Comment « trier » les élèves, sur quelles bases, quels seront les effets de ce tri sur les élèves – leurs résultats, leur motivation, leur vision de l’école – sur leurs professeurs et l’organisation concrète des cours ? Voilà quelques-unes des questions centrales qui ne seront pourtant jamais abordées. Car Agathe Lambret n’en a cure. Elle termine la première partie de l’interview comme elle l’a commencée – « Juste d’un mot : pourquoi vous refusez d’employer l’expression du Premier ministre "groupe de niveau" ? [1] » – et, après le « fil info », elle remet le couvert : « Est-ce que sur l’école, il n’y a qu’une seule ligne, c’est celle du Premier ministre ? »
Belloubet répondant une nouvelle fois avec plaisir à ce faux problème, les journalistes estiment pouvoir tourner la page. Pour parler du plan d’urgence en Seine-Saint-Denis ? Non, il ne sera tout simplement pas évoqué. En lieu et place, les atteintes à la laïcité et, pour terminer, le dernier emballement politico-médiatique en date (l’« affaire Sciences-Po ») font l’agenda, occupant les huit minutes de la deuxième partie.
Cette « impertinence », vertu dont aiment à se parer les « grands » intervieweurs, est une sorte d’ersatz d’indépendance, la seule, peut-être, à laquelle peut prétendre un journaliste politique qui ne connaît des dossiers qu’il traite que les éléments de langage dans lesquels il baigne. Cette forme de fausse insolence, qui titille les politiques par où ils le veulent bien, fait finalement parfaitement partie du jeu. On chatouillera la ministre sur son éventuelle « mise sous tutelle », mais elle pourra, glosant sur la laïcité en danger et « la remise en cause de certains cours », assurer fermement qu’« il n’est pas pensable que la science ne soit pas respectée sur ce qu’elle nous dit sur des points précis », sans qu’on l’interroge sur tout le mal que la « science » – en l’occurrence la recherche en sciences de l’éducation, dans un solide consensus – dit des « groupes de niveau » tels qu’elle s’apprête à les mettre en place.
Une fois de plus, les matinaliers de France Info réalisent ainsi ce qu’ils savent faire de mieux : restreindre le périmètre de l’information aux prétendues bisbilles qui agitent les cercles de pouvoir et aligner leur agenda sur la communication gouvernementale.

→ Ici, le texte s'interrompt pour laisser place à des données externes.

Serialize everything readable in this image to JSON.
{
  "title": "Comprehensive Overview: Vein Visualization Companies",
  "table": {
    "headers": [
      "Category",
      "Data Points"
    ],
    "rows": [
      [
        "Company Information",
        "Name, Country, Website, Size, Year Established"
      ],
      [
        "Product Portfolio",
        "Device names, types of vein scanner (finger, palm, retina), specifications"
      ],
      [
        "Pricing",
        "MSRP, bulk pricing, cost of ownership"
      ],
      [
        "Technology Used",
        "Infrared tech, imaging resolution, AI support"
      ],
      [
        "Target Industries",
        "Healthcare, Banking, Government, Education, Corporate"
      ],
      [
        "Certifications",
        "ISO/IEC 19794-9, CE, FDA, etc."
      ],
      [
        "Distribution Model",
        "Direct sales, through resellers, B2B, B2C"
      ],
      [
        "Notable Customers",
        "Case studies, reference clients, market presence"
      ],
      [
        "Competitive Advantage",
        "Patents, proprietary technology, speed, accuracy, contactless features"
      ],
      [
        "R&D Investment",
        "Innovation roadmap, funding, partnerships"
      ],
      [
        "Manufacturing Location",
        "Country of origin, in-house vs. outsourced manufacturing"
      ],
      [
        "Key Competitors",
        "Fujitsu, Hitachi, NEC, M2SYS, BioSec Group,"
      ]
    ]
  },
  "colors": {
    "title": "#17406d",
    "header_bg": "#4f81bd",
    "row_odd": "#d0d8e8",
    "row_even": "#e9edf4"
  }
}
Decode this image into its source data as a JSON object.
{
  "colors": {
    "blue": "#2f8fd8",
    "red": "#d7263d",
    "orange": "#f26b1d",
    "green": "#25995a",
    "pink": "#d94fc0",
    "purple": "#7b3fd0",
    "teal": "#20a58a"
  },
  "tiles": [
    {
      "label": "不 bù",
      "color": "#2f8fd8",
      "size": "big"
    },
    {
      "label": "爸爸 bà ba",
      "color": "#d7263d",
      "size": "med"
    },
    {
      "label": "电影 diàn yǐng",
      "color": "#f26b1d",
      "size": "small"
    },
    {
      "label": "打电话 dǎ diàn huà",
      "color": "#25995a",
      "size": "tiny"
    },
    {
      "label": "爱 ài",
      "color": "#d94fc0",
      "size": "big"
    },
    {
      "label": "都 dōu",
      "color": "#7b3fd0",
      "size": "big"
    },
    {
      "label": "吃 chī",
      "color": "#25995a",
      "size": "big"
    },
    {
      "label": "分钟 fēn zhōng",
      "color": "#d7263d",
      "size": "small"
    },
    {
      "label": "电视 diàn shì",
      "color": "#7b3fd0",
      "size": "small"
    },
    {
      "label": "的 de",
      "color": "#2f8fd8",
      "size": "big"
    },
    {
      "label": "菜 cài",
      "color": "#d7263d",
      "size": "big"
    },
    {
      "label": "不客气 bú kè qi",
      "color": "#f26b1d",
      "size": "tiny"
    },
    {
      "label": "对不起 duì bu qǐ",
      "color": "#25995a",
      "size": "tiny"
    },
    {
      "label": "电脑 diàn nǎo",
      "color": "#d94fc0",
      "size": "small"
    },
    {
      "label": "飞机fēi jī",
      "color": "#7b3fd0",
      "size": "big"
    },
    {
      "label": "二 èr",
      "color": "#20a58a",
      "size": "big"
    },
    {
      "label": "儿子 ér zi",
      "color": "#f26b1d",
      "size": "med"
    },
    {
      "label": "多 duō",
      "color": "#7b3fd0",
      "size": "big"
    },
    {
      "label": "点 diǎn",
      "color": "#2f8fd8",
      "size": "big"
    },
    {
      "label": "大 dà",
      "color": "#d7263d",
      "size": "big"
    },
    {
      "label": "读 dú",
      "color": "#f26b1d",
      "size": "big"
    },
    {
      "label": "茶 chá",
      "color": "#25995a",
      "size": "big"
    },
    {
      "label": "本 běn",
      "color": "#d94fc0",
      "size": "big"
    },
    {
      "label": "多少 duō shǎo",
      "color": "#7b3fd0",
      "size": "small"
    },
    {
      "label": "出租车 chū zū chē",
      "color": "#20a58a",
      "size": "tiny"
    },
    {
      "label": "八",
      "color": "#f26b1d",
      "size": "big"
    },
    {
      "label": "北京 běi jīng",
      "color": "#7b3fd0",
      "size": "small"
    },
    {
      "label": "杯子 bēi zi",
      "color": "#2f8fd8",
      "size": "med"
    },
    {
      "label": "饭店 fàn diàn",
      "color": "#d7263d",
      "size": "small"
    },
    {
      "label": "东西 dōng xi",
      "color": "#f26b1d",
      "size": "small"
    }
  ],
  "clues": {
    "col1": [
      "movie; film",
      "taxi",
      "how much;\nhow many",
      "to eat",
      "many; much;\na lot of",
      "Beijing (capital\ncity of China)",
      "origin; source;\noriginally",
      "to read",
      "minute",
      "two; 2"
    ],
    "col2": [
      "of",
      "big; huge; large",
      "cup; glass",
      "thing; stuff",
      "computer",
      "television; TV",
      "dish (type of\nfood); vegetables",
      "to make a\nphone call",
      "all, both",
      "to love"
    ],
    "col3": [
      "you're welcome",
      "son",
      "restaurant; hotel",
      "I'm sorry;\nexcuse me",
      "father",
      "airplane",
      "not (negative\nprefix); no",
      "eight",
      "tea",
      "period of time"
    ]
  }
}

Les personnels de l’éducation et leurs élèves ont beau être les acteurs les plus directement concernés et mettre en avant des préoccupations autrement plus importantes, leur mobilisation est frappée d’une double invisibilisation : eux-mêmes exclus de la matinale – et de l’exposition médiatique qui va avec –, leur appréciation des « réformes » en cours et leurs revendications ne sont pas même rapportées. Aucune voix au chapitre.